The suit, which was filed in the Common Pleas Court, accused the city and the University of tortious interference with a dead body and inflicting emotional distress. Lionell Dotson is seeking punitive damages of an unspecified amount from the city and Penn, according to The Philadelphia Inquirer.

University spokesperson Ron Ozio declined to comment, writing to the The Daily Pennsylvanian that Penn does not comment on the pending litigation. Lionell Dotson and his lawyers did not respond to a request for comment.

Lionell Dotson said he was unaware for decades about the official whereabouts of the remains of his sisters, Katricia and Zanetta Dotson, who were among the eleven people that died in the bombing. His sisters were not laid to rest after the bombing, as Lionell Dotson believed. Instead, some of their remains were kept by the city medical examiner's office and in Penn's collections.
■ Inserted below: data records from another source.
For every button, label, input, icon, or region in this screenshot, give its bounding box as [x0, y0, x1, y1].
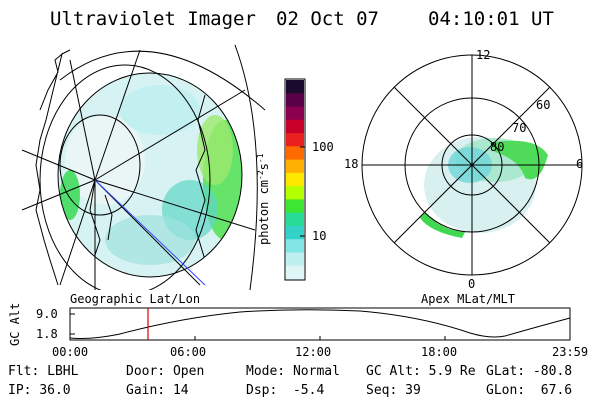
date-label: 02 Oct 07	[276, 8, 379, 30]
colorbar-swatch	[286, 252, 304, 267]
colorbar-swatch	[286, 106, 304, 121]
status-gain: Gain: 14	[126, 383, 189, 398]
mlt-label-18: 18	[344, 157, 359, 171]
lat-label-80: 80	[490, 140, 505, 154]
mlt-label-0: 0	[468, 277, 476, 291]
alt-xtick-1200: 12:00	[295, 345, 332, 359]
colorbar-swatch	[286, 225, 304, 240]
colorbar-tick-100: 100	[312, 140, 334, 154]
status-glon: GLon: 67.6	[486, 383, 573, 398]
colorbar-swatches	[286, 80, 304, 280]
colorbar-swatch	[286, 186, 304, 200]
colorbar-swatch	[286, 93, 304, 108]
alt-ytick-low: 1.8	[36, 327, 58, 341]
time-label: 04:10:01 UT	[428, 8, 554, 30]
status-mode: Mode: Normal	[246, 364, 340, 379]
alt-ytick-high: 9.0	[36, 307, 58, 321]
instrument-title: Ultraviolet Imager	[50, 8, 256, 30]
status-seq: Seq: 39	[366, 383, 421, 398]
status-gc-alt: GC Alt: 5.9 Re	[366, 364, 476, 379]
colorbar-swatch	[286, 172, 304, 187]
geographic-map	[21, 44, 266, 290]
colorbar-tick-10: 10	[312, 229, 327, 243]
colorbar-swatch	[286, 146, 304, 161]
status-ip: IP: 36.0	[8, 383, 71, 398]
alt-ylabel: GC Alt	[8, 302, 22, 346]
status-filter: Flt: LBHL	[8, 364, 79, 379]
colorbar-swatch	[286, 80, 304, 94]
colorbar-swatch	[286, 212, 304, 227]
colorbar-swatch	[286, 133, 304, 147]
colorbar-swatch	[286, 159, 304, 174]
coastline-outline	[35, 52, 63, 286]
status-dsp: Dsp: -5.4	[246, 383, 325, 398]
terminator-line	[94, 179, 206, 286]
polar-map	[361, 54, 583, 276]
colorbar-swatch	[286, 119, 304, 134]
status-glat: GLat: -80.8	[486, 364, 573, 379]
colorbar-unit-label: photon cm-2s-1	[256, 153, 271, 245]
altitude-plot	[69, 307, 571, 341]
alt-xtick-1800: 18:00	[421, 345, 458, 359]
alt-xtick-2359: 23:59	[552, 345, 589, 359]
mlt-label-6: 6	[576, 157, 584, 171]
lat-label-70: 70	[512, 121, 527, 135]
geo-caption: Geographic Lat/Lon	[70, 292, 201, 306]
colorbar-swatch	[286, 199, 304, 214]
status-door: Door: Open	[126, 364, 205, 379]
colorbar-swatch	[286, 239, 304, 253]
alt-xtick-0000: 00:00	[52, 345, 89, 359]
lat-label-60: 60	[536, 98, 551, 112]
altitude-curve	[69, 309, 571, 339]
colorbar	[284, 78, 306, 281]
alt-xtick-0600: 06:00	[170, 345, 207, 359]
colorbar-swatch	[286, 265, 304, 280]
mlt-label-12: 12	[476, 48, 491, 62]
polar-caption: Apex MLat/MLT	[421, 292, 515, 306]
Remains of one the victims were also displayed in an online Princeton University course series.

“Penn treated the remains of Katricia Dotson as laboratory specimens rather than human remains despite the fact that Penn knew she had living next-of-kin,” the lawsuit read.

On May 13, 1985, the Philadelphia Police Department dropped a satchel bomb on 6221 Osage Avenue in West Philadelphia which housed members of the Black liberation advocacy group MOVE. Eleven people were killed in the bombing, including five children.

Lionell Dotson, who was 13 at the time of the MOVE bombing, thought his sisters' remains had been returned to his family and laid to rest. In 2021, however, he learned that a portion of his sister Katricia Dotson’s remains were not buried but rather stored away in boxes in the Philadelphia Medical Examiner’s Office and at Penn.

In April 2021, hundreds gathered outside the Penn Museum to demand the immediate return of the remains of victims killed in the 1985 bombings, including those belonging to the Dotson family. The protests resulted in Penn issuing its second official apology for its mishandling of the bombing victims' remains.

A yearlong investigation on the mishandling of the remains of the victims concluded in July of this year. Investigators were unable to explain how the box of victims’ remains managed to lay undetected in cold storage for decades after the bombing, and Lionell Dotson received the remains of his sisters from the Philadelphia Medical Examiner's office this August.

“It means a great deal to me. My sister can’t speak for themselves, my mother can’t speak for herself,” Lionell Dotson told the Inquirer. “I’m the voice for the voiceless.”